Casada en secreto con un rico – Capítulo 2393 – ¿Lo Escucharon Bien?
Capítulo 2393: ¿Lo Escucharon Bien?
De repente sonó una voz.
“Permití que Shen Xin me molestara. Además, nunca le he dicho a nadie que la odio.
“Entonces, no quiero que nadie difunda estos rumores en el futuro.
“Además, la rechacé no porque no me gustara, sino porque no creía que fuera digno de ella.

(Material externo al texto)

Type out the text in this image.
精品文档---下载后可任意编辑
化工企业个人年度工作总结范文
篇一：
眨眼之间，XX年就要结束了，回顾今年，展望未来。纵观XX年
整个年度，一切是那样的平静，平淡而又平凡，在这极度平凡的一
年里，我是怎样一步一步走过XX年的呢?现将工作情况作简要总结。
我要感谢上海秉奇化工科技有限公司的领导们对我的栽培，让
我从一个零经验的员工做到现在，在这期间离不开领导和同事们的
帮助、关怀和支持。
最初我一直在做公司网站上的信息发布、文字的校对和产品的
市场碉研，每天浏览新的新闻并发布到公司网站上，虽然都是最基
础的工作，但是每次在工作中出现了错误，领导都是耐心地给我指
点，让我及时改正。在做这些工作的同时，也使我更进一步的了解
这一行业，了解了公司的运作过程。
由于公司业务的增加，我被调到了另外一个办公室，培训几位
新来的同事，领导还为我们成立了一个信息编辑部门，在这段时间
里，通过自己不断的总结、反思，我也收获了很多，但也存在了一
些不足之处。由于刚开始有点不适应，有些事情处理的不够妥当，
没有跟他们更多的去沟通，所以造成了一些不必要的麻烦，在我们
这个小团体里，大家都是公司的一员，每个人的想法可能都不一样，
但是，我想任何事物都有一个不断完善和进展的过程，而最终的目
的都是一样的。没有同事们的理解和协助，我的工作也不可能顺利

Sería excepcional incluso si no fuera la hija de la familia Shen”.
Todos miraron a Qiao Chen en estado de shock.
¿Lo escucharon bien?
¿Qiao Chen dijo que permitió que Shen Xin lo molestara?
¿Rechazó a Shen Xin solo porque sintió que no era digno de ella?
¿No significaba eso que si él fuera digno, no la habría rechazado?
También mencionó que no odiaba a Shen Xin.
Entonces, Qiao Chen… ¿podría gustarle Shen Xin?
Todos se sorprendieron de nuevo.
Sobre todo las chicas que hablaban mal de ella.
Qiao Chen los estaba abofeteando.
¿Qué quiso decir él?
¿Realmente le gustaba Shen Xin?
Pero a él le desagradaba.
No solo ellos, todos en la escuela pensaron que no le gustaba Shen Xin.
Como si sintiera algo, Qiao Chen de repente se volvió para mirar la puerta.
Shen Xin estaba de pie en la puerta con el rostro pálido.
Se preguntó cuándo llegó ella.
¿Escuchó lo que dijeron las chicas?
Al mirar su expresión, Qiao Chen sintió que probablemente sí.
Al mirar el rostro pálido de Shen Xin, le dolía el corazón.
Los asistentes a esta reunión de clase eran amigos cercanos.
Había dos niñas entre ellos. Qiao Chen recordó que solían tener una buena relación con Shen Xin.
Pero justo ahora, también la criticaron.
Nadie se sentiría bien si su buen amigo los criticara.
Qiao Chen se arrepintió.
¿Por qué no les impidió hablar?
Debería haberlos detenido cuando escuchó la primera oración.
En este momento, los demás también notaron a Shen Xin parado en la puerta.
Las expresiones de las chicas que hablaban mal de ella cambiaron de nuevo. Se preguntaron si Shen Xin había escuchado lo que dijeron.
Escucharon que la familia Shen había vuelto a la normalidad.
Shen Xin, esta pobre hija, volvió a ser el centro de atención.
Todavía tenían un poco de miedo de su identidad.
«Shen Xin, estás aquí».
Los ojos de los chicos se iluminaron cuando vieron a su diosa. «Ven y siéntate. Todos te estábamos esperando.
Shen Xin se quedó en la puerta durante unos segundos antes de asentir con indiferencia y entrar en la habitación privada.
Parecía normal.
Después de entrar, sonrió y saludó a todos. “Lo siento, me encontré en un atasco en el camino. Los hice esperar.
Las chicas se miraron, pensando que no había oído lo que decían.
«No hace mucho tiempo, también acabamos de llegar». Al ver a Shen Xin acercarse, el chico que le hizo lugar se sonrojó.